LexBuild

LexBuild - Auto Task features

LexBuild include serveral tasks that are performed automatically daily. They are implemented with scripts and corntab. They are describes below:

  • Auto approval
    • Background:
      Due to the shortness of staffs and the high quality of our linguists, the auto-approval feature is added to replace manual approval in 2018 for submitted leRecords that are created, modified, and deleted (with singature as "Auto-approved"). This feature can be removed and reversed to manual approval process as needed.
    • Processes:
      A crontab job is executed to automatically approve all submitted records. The re-index on gSpell (for close match) are followed to ensure all approved terms are indexed. Fianlly, table are backup automatically.
    • crontab codes:
      30 3 * * 1-5 /usr/local/Lsg/Projects/LB/LexBuild/Tools/LoadDb/AutoApprove 1 /usr/local/Lsg/Projects/LB/LexBuild/Tools/LoadDb/AutoApprove.log
    • Implementation:
      • scripts: ${LB_DIR}/Tools/LoadDb/AutoApprove
      • source code: ${LEXBUILD_SOURCES}/PostProc/AutoApprove.java

      • Use ${LB_DIR}/data.${HOST_NAME}/WebApp/Config/cg1.cfg for Db connection
      • Use Auto-approved for the approval signature
      • Use today as the approval date
      • Get all records (to be approved) from DB table LEX_RECORD_TEMP
      • Go through records for auto-approved:
  • Auto generate
    • Backgroud: The Lexicon, inflection variants (for both approved and to be approaved lexRecords) are generated nightly from the database.
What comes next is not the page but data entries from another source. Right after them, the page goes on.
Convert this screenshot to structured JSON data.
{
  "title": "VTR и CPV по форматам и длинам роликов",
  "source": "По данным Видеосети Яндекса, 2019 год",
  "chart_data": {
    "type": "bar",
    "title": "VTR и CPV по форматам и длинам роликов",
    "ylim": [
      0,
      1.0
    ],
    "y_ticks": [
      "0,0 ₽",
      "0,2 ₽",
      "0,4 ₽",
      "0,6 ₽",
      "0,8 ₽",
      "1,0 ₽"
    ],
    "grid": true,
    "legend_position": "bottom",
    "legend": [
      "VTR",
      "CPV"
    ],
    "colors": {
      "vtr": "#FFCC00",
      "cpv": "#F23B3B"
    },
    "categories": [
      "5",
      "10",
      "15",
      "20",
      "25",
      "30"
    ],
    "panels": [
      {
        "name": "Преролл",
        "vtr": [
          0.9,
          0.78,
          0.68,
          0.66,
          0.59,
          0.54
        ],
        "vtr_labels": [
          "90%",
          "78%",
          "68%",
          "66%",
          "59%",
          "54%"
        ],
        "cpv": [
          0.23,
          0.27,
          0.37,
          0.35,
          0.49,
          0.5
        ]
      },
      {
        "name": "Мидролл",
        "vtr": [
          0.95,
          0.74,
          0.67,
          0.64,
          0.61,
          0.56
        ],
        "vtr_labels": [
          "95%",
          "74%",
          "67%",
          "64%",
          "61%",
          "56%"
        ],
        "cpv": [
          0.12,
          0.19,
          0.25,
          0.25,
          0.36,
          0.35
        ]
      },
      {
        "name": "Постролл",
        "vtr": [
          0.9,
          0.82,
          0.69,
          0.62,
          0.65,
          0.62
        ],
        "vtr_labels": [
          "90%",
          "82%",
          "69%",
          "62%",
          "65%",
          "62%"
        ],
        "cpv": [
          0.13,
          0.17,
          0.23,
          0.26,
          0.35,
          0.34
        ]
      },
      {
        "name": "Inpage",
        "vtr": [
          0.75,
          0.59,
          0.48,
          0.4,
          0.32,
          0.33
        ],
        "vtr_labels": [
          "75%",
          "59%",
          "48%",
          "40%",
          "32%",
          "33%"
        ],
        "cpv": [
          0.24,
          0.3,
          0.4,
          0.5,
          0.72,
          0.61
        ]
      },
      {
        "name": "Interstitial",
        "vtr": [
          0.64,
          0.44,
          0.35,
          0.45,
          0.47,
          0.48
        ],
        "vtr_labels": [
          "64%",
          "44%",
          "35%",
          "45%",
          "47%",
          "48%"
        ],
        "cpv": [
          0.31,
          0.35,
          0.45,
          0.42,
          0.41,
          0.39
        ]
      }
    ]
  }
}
These files are used for gSpell re-index.
    • crontab codes:
      30 5 * * 1-5 /usr/local/Lsg/Projects/LB/LexBuild/Tools/LoadDb/GenScript < /usr/local/Lsg/Projects/LB/LexBuild/Tools/LoadDb/GenLexicon.option
      35 5 * * 1-5 /usr/local/Lsg/Projects/LB/LexBuild/Tools/LoadDb/GenScript < /usr/local/Lsg/Projects/LB/LexBuild/Tools/LoadDb/GenInflVars.option
    • Implementation:
      • script: ${LB_DIR}/Tools/LoadDb/GenScript
      • source code: ${LEXBUILD_SOURCES}/JavaDb/GenerateLexicon.java
      • generate lexRecrod from DB order by eui

        Outputs: ${LB_DIR}/data.${HOST_NAME}/WebApp/Outputs/Lexicon/LEXICON

      • source code: ${LEXBUILD_SOURCES}/JavaDb/GenerateInflVars.java
      • generate inflVar from DB order by eui

        Outputs: ${LB_DIR}/data.${HOST_NAME}/WebApp/Outputs/Lexicon/InflVars

        Outputs: ${LB_DIR}/data.${HOST_NAME}/WebApp/Outputs/Lexicon/InflVarsTemp

  • Auto backup
    • Backgroud:
    • crontab codes:
      40 5 * * 1-5 /usr/local/Lsg/Projects/LB/LexBuild/Tools/LoadDb/DbScript < /usr/local/Lsg/Projects/LB/LexBuild/Tools/LoadDb/DbBackup.option
    • Implementation:
      • script: ${LB_DIR}/Tools/LoadDb/DbScript
      • source code: ${LEXBUILD_SOURCES}/JavaDb/dbTablesBackup.java
      • generate DB tables from DB

        Outputs: ${LB_DIR}/data.${HOST_NAME}/WebApp/Outputs/Tables/*

  • Auto re-index in gSpell
    • Backgroud:
      output
      gSpell is used for close-match. The new added lexRecord need to be added to gSpell dictionary. It takes a long time, thus, it is conducted at night time daily.
    • crontab codes:
      1 6 * * 1-5 /usr/local/Lsg/Projects/LB/LexBuild/Tools/WebScript/ReIndexDic 1 /usr/local/Lsg/Projects/LB/LexBuild/Tools/WebScript/ReIndexDic.log
    • Implementation:
      • scripts: ${LEXBUILD_TOOLS}/WebScript/ReIndexDic

      • Update status to 1 ReIndexing: in gSpellStatus.txt
      • Generate InflVars.all and InflVarsTemp (in ${LB_DIR}/data.${HOST_NAME}/WebApp/Outputs/Lexicon)
      • Unify InflVars.all and InflVarsTemp to InflVars.uSort and InflVarsTemp.uSort, respectively
      • ReIndex gSpell dictionaries (LexiconLb and LexiconLbTemp)
      • Update status to 2 Ready for reload: in gSpellStatus.txt
        The updated indexed dictionary will be reloaded to gSpell when the next user log in

      • The gSpell real-time reload function has issues, use crontab to restart the tomcat instead.

  • crontab
    • Edit crontab: shell> crontab -e
    • List crontab: shell> crontab -l
    • Remove crontab: shell> crontab -r
    • shell> crontab file

    • log: /var/log/cronr
    • format: Use * for wild card
      123456
      min (0-59)hour (0-23)day/month (1-31)month (1-12)day/week (0-6)command

  • Location for Related Files
    • Db config file:
      • ${LB_DIR}/data.${HOST_NAME}/WebApp/Config/cg1.cfg
    • gSpell Dictionary:
      ${APPLICATION}/GSpell/gspell_V0.0.40.${HOST_NAME}/nls/gspell/dictionaries:
      • LexiconLb
      • LexiconLbTemp